Objective: To test a fluid flow system for the investigation of the influence of shear stress on expression of plasminogen activator inhibitor 1 (PAI-1) in human osteoarthritic (OA) articular chondrocytes (from lesional and nonlesional sites) and human SW-1353 chondrocytes.
Methods: Human SW-1353 chondrocytes and OA and normal human articular chondrocytes were cultured on type II collagen-coated glass plates under static conditions or placed in a flow chamber to form a closed fluid-circulation system for exposure to different levels of shear stress (2-20 dyn/cm2). Real-time polymerase chain reaction was used to analyze PAI-1 gene expression, and protein kinase C (PKC) inhibitors and small interfering RNA were used to investigate the mechanism of shear stress-induced signal transduction in SW-1353 and OA (lesional and nonlesional) articular chondrocytes.

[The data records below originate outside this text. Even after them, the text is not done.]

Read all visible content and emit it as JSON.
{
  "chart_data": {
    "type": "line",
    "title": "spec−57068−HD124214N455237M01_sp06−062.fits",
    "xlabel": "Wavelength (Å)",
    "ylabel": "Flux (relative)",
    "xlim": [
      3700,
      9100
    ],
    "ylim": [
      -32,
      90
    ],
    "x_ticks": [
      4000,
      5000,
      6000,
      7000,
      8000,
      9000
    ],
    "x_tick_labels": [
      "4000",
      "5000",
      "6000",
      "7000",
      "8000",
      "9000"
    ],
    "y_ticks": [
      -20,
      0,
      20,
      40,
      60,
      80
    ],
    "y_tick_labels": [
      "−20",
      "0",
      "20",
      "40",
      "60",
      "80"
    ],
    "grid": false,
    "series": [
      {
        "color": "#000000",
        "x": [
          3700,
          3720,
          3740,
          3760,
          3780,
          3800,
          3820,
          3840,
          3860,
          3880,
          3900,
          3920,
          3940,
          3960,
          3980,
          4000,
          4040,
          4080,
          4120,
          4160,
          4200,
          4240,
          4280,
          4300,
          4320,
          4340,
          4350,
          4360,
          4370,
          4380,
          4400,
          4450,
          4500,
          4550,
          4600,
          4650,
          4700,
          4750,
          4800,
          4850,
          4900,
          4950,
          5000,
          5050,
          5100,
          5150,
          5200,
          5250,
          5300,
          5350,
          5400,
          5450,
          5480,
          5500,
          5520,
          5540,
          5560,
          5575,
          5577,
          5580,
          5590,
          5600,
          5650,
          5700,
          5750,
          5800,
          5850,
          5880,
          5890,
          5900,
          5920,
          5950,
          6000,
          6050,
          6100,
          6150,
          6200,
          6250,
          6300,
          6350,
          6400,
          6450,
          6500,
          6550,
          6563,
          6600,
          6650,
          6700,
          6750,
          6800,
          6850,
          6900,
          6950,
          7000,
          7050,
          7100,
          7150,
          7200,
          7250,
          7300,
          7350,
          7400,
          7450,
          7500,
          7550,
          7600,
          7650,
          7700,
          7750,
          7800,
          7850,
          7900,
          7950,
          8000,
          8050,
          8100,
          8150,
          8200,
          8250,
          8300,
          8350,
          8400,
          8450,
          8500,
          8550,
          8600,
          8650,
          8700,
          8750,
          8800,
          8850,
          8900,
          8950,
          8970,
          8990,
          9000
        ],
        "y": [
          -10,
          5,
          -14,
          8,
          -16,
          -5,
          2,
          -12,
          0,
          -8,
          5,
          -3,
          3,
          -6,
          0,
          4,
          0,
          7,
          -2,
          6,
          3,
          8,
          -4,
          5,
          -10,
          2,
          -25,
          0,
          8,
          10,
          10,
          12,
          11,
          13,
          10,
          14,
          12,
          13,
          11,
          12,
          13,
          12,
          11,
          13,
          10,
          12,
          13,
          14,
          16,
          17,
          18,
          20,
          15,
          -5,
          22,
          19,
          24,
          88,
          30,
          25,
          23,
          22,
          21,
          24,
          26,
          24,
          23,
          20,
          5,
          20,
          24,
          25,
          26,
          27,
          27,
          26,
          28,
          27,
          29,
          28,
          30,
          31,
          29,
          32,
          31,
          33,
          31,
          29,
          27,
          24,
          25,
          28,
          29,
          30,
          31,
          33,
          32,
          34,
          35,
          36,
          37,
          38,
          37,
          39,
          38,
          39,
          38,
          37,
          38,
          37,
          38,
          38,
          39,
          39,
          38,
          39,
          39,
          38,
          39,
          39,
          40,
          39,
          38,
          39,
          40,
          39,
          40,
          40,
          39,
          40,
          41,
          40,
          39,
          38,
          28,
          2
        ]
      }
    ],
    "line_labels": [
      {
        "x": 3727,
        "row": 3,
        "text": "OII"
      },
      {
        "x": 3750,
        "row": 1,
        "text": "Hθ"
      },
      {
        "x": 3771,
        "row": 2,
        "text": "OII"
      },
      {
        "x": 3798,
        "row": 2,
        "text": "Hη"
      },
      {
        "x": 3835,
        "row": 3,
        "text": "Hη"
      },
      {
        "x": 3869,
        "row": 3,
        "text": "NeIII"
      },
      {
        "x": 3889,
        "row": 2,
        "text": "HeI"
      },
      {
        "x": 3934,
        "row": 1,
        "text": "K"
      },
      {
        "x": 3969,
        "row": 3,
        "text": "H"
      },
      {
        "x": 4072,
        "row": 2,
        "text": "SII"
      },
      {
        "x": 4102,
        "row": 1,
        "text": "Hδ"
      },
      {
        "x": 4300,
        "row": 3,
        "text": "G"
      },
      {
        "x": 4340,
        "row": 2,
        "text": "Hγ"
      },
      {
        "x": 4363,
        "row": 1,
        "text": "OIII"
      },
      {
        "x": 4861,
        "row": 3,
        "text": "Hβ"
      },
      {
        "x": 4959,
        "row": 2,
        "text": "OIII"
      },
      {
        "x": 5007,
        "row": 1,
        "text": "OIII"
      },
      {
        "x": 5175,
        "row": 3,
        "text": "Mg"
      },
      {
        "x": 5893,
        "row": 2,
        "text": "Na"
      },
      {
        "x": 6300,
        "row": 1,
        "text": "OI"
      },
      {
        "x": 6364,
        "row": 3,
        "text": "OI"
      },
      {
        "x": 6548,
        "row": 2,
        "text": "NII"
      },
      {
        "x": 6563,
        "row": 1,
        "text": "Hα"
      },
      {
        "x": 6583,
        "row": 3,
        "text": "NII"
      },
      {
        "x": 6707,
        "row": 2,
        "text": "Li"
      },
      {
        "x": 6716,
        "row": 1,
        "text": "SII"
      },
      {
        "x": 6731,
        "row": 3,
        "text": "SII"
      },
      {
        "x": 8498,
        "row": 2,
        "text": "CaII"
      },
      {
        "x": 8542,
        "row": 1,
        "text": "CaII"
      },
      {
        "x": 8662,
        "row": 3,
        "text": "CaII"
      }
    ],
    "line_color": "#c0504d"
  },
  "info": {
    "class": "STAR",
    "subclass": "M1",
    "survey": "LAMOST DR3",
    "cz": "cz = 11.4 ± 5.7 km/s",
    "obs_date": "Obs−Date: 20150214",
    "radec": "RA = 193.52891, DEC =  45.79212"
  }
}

Results: There was a significant reduction in PAI-1 expression in OA chondrocytes obtained from lesional sites compared with those obtained from nonlesional sites. In SW-1353 chondrocytes subjected to 2 hours of shear flow, moderate shear stresses (5 and 10 dyn/cm2) generated significant PAI-1 expression, which was regulated through PKCalpha phosphorylation and Sp-1 activation. These levels of shear stress also increased PAI-1 expression in articular chondrocytes from nonlesional sites and from normal healthy cartilage through the activation of PKCalpha and Sp-1 signal transduction, but no effect of these levels of fluid shear stress was observed on OA chondrocytes from lesional sites.
Conclusion: OA chondrocytes from lesional sites and those from nonlesional sites of human cartilage have differential responses to shear stress with regard to PAI-1 gene expression, and therefore diverse functional consequences can be observed.